DOE says slow-moving electric reform laws put reliability at risk
By Staff -- Purchasing, 7/13/2000
As the prospect of summer power outages again looms in select regions of the country, a Department of Energy (DOE) report warns of possible continuing problems during the nation's transition to competitive electricity. Unless existing reliability mechanisms are changed as states move toward deregulated markets, the report says, restructuring "presents a risk to reliability." About half the states have enacted legislation or put into effect retail electricity competition. All the rest are considering the issue, DOE has said.
The report emerged from the June 1999 power outages in the Midwest and New England. DOE's concerns about further spot outages this summer in periods of extreme heat and/or breakdowns in generation or transmission systems are supported by the industry's own reliability organization, the North American Electric Reliability Council (NERC). While most of North America has enough capacity to meet expected demand this summer, NERC reports, unusually hot weather periods or unexpected generation or transmission outages may strain supplies in New England, New York, and the Southwest-California, Arizona, New Mexico, and southern Nevada. While New England and New York have emergency procedures in place, NERC says the Southwest "will be highly susceptible to higher than unexpected demand or unscheduled generator outages."
Meanwhile, the Federal Energy Regulatory Commission (ferc) has moved to counter potential system reliability problems this summer. For the East Central region, it approved an "inadvertent settlement tariff" that requires utilities experiencing low voltages during heavy demand periods to compensate neighboring power systems for electricity that flows to their systems. For the New England region, the ferc approved a proposal for utilities to pay consumers to reduce their electric power loads during peak use periods.
Discussing the longer-term reliability outlook, the DOE report says that the events of last summer show that "necessary operating practices, regulatory policies, and technological tools" to assure acceptable reliability levels are not yet in place. While recognizing that competitive markets will operate in some ways to improve reliability, the report recommends a number of steps, including new or modified institutions "to monitor and enforce compliance with reliability standards."
Among Federal actions needed, the DOE report includes:
;Support for development of fair, efficient, and transparent markets for electric power,
Market rules that allow customers to reduce demand,
Interconnections standards for distributed energy power suppliers,
Creation of a self-regulated reliability organization with federal oversight as part of comprehensive restructuring legislation,
Development of uniform definitions and measurements for reliability,
Improved regional, state and local electricity emergency measures, and
State efforts to form regional siting boards for new power plants.

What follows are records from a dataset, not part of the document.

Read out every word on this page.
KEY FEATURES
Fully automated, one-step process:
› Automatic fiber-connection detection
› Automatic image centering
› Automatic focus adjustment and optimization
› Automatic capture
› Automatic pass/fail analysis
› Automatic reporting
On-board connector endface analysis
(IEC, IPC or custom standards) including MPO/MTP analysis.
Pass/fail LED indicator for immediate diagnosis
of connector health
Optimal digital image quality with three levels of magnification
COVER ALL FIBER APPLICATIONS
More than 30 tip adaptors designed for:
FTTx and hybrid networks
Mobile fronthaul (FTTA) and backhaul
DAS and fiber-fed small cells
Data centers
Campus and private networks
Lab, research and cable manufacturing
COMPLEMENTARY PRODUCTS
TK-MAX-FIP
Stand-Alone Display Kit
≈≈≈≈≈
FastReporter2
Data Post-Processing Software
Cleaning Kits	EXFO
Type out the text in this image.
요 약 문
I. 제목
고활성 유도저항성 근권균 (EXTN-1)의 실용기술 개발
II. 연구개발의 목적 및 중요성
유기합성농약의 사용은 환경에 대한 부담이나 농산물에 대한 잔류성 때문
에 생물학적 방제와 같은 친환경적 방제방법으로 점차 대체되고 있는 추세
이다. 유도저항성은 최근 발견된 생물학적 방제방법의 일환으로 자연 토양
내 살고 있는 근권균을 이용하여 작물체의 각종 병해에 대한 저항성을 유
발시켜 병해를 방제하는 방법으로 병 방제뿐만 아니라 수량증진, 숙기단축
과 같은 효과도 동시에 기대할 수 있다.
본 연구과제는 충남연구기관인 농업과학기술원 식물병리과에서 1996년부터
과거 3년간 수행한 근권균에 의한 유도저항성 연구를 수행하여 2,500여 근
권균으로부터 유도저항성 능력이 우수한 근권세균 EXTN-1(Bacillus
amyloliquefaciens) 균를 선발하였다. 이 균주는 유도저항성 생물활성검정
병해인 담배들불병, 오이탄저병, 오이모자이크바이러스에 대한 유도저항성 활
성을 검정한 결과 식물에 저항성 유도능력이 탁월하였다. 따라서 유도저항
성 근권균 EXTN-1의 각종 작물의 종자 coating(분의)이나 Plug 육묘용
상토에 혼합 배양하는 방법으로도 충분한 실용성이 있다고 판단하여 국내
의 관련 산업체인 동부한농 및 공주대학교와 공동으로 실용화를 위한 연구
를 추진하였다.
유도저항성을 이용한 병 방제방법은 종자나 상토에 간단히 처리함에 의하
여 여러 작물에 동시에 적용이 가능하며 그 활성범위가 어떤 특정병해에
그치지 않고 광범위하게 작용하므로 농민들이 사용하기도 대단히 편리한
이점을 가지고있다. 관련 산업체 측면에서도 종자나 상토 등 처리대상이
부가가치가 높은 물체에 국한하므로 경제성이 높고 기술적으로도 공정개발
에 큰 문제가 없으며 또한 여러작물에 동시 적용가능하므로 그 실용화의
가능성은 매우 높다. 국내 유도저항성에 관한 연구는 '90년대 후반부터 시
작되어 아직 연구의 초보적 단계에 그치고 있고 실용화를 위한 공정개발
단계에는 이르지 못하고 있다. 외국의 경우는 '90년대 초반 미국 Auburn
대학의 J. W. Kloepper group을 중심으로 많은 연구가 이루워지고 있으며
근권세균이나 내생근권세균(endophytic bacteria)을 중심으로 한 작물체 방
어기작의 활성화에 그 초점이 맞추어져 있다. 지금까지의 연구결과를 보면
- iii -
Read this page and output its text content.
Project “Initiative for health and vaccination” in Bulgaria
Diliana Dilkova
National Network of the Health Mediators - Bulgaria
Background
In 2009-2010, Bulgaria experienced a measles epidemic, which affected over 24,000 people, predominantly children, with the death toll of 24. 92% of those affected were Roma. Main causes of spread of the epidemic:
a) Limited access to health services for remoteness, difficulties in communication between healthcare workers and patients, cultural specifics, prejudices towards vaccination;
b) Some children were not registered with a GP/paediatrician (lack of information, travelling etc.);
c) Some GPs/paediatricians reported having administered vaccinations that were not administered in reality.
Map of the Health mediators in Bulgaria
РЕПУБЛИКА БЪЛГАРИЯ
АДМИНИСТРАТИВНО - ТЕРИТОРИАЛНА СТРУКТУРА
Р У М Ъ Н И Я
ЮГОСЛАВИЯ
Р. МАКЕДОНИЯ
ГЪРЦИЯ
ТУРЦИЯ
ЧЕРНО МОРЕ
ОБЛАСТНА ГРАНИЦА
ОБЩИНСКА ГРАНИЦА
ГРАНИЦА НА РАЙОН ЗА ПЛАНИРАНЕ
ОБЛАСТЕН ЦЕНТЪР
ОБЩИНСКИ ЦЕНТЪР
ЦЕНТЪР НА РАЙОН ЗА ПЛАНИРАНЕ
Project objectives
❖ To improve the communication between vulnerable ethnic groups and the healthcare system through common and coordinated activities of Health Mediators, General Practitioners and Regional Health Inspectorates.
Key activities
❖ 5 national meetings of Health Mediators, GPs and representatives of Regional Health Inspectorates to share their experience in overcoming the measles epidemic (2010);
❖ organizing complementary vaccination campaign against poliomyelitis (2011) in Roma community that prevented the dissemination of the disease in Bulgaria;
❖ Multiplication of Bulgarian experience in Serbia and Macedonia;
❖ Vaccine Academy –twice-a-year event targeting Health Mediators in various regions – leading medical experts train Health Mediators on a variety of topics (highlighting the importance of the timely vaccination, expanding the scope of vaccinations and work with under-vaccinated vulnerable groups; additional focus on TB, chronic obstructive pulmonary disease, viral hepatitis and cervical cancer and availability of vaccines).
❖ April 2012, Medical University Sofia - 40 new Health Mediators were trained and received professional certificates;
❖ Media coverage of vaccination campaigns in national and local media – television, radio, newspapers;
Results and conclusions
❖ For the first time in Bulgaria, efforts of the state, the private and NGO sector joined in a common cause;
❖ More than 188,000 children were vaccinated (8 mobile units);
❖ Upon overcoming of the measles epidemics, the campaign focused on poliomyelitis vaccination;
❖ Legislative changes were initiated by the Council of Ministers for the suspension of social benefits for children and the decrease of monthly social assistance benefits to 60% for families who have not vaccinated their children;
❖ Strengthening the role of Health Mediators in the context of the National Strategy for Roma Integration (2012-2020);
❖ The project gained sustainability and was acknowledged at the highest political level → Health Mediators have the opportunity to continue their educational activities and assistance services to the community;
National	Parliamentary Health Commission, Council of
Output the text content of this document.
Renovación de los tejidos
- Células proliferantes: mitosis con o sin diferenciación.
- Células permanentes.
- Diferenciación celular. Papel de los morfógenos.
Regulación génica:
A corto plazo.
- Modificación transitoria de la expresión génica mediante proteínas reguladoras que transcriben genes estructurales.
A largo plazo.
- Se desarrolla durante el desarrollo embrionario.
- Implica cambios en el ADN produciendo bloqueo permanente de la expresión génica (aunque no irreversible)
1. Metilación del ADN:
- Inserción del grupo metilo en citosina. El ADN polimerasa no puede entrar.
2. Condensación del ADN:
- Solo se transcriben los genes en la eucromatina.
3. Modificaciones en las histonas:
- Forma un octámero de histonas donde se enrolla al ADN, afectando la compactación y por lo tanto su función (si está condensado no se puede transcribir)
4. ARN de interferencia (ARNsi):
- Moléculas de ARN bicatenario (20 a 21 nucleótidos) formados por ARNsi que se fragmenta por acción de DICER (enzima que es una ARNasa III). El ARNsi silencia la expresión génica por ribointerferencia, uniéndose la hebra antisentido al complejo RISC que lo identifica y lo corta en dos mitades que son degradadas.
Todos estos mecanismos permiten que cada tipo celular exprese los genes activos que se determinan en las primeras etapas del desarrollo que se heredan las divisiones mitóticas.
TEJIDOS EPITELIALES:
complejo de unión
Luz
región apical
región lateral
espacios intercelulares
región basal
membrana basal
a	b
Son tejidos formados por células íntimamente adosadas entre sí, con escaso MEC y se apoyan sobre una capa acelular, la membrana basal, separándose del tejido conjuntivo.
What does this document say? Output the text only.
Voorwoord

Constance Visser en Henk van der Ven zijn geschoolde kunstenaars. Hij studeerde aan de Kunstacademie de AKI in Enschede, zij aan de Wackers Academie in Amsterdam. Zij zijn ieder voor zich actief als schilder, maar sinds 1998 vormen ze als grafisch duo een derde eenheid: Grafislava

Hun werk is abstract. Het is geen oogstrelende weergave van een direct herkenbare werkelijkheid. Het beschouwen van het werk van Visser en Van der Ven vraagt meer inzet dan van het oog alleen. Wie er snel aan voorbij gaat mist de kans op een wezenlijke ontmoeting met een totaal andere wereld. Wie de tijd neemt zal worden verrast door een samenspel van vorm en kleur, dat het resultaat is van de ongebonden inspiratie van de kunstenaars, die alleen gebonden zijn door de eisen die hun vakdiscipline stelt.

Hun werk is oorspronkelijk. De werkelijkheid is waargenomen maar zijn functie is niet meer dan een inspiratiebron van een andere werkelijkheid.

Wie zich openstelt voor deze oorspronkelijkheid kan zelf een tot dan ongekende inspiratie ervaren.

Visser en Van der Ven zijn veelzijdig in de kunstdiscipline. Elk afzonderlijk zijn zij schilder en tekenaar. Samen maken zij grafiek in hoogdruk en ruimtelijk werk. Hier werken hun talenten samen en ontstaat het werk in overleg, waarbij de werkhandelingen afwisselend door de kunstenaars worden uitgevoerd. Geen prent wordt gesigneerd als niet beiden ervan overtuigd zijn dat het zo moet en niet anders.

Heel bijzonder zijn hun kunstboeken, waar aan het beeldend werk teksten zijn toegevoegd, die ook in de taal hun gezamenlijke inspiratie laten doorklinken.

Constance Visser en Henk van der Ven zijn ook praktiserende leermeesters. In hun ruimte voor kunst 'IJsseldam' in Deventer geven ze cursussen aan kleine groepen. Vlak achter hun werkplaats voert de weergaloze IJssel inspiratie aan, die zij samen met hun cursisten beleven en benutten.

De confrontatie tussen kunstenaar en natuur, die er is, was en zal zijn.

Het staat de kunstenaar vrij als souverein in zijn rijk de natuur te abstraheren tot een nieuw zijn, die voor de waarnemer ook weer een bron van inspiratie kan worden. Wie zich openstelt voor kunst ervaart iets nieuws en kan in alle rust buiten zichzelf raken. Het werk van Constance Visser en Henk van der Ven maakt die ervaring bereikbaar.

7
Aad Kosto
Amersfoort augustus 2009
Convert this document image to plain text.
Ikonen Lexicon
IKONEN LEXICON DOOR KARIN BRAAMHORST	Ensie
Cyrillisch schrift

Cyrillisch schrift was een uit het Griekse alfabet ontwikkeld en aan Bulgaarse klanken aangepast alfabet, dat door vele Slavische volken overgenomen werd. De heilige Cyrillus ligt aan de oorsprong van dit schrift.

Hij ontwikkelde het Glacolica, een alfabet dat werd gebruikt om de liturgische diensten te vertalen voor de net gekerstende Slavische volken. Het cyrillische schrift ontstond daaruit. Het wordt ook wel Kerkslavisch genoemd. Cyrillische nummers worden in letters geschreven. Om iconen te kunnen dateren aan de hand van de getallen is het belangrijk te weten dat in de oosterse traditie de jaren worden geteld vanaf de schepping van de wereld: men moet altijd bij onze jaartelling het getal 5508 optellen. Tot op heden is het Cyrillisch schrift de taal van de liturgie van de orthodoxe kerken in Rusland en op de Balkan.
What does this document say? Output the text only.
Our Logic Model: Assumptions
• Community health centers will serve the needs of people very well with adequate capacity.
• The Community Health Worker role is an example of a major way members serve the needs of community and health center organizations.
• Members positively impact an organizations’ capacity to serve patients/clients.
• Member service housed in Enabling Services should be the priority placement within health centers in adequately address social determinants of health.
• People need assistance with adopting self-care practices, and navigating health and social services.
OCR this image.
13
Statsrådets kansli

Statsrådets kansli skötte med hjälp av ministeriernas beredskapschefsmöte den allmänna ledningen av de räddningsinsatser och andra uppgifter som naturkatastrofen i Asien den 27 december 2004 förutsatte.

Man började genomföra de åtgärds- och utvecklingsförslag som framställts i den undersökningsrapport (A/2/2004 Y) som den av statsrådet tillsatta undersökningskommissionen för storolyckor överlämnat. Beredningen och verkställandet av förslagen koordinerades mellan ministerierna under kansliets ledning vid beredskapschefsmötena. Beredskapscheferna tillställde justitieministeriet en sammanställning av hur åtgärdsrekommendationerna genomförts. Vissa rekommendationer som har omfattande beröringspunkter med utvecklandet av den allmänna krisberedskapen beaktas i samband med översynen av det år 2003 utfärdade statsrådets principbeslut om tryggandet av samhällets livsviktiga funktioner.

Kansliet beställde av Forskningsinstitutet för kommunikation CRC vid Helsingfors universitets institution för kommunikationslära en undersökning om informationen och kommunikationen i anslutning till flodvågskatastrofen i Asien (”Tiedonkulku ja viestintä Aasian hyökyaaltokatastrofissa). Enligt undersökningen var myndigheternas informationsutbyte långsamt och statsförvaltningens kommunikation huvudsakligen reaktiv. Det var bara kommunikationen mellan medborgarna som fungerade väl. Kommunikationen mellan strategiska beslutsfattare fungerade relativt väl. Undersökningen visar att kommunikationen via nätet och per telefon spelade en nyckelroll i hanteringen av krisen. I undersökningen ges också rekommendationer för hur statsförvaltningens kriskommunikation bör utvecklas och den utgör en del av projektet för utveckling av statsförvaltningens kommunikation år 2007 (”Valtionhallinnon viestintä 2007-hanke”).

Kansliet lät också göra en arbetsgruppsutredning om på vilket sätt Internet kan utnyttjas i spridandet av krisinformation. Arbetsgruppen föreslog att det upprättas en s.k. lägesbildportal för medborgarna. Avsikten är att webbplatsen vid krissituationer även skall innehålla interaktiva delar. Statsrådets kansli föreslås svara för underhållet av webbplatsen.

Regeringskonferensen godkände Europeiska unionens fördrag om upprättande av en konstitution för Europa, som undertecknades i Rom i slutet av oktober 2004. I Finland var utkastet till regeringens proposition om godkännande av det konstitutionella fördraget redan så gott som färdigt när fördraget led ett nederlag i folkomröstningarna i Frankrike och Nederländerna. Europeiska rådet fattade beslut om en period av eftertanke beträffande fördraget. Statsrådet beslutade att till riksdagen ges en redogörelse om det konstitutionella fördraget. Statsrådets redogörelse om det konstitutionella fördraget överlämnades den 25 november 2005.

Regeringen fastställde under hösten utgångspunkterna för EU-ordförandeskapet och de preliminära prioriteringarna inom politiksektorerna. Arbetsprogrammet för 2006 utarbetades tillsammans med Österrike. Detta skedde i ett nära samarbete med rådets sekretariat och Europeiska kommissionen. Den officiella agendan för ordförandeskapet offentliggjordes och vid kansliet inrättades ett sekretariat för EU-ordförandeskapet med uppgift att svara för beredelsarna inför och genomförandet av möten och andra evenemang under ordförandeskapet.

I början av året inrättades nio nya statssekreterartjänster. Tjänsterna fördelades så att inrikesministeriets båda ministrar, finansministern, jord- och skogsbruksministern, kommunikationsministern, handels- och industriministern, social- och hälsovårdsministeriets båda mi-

Electric power market restructuring bills have moved, finally, to committee markup stages in both branches of Congress, but significant differences remain between the Republican and Administration bills, according to congressional sources. In addition, the ongoing appropriations battle makes final action unlikely this year, congressional sources say, with the shortened legislative calendar in a presidential campaign year.
DOE Secretary Bill Richardson says the draft deregulation bill circulated by House Commerce Committee Chairman Tom Bliley does not go far enough to clarify ferc's authority over transmission facilities. Richardson says, "a more comprehensive approach is necessary" and that clarification is necessary to ensure that "utilities will be less able to use their ownership of such facilities to inhibit competition."
Richardson reiterates support for the Clinton Administration's bill, which provides for promoting regional transmission organizations, mandatory reliability standards, and preventing "abuse of market power," among other steps.
Industry and consumer groups agree that reliability is a problem but emphasize different approaches to a solution. John Anderson, executive director of the Electricity Consumers Resource Council (elcon), representing industry bulk power buyers, says that reconstituting nerc as an "independent reliability organization" alone "would not improve reliability because it doesn't deal with the market power of individual participants, particularly the incumbent utilities." The Bliley bill "basically codifies the situation we have now and doesn't necessarily assure the market forces to bring about capacity additions," Anderson adds.
Spokesman Jim Owen at the Edison Electric Institute, representing investor-owned utilities, says the DOE's report to Richardson has some potentially helpful items. He notes, however that, "One of the truly big challenges is to expand transmission systems." This is necessary in order to handle new patterns for moving power around the country. Among the measures needed, Owen says, are new pricing incentives, formation of RTOs and help for siting new power lines.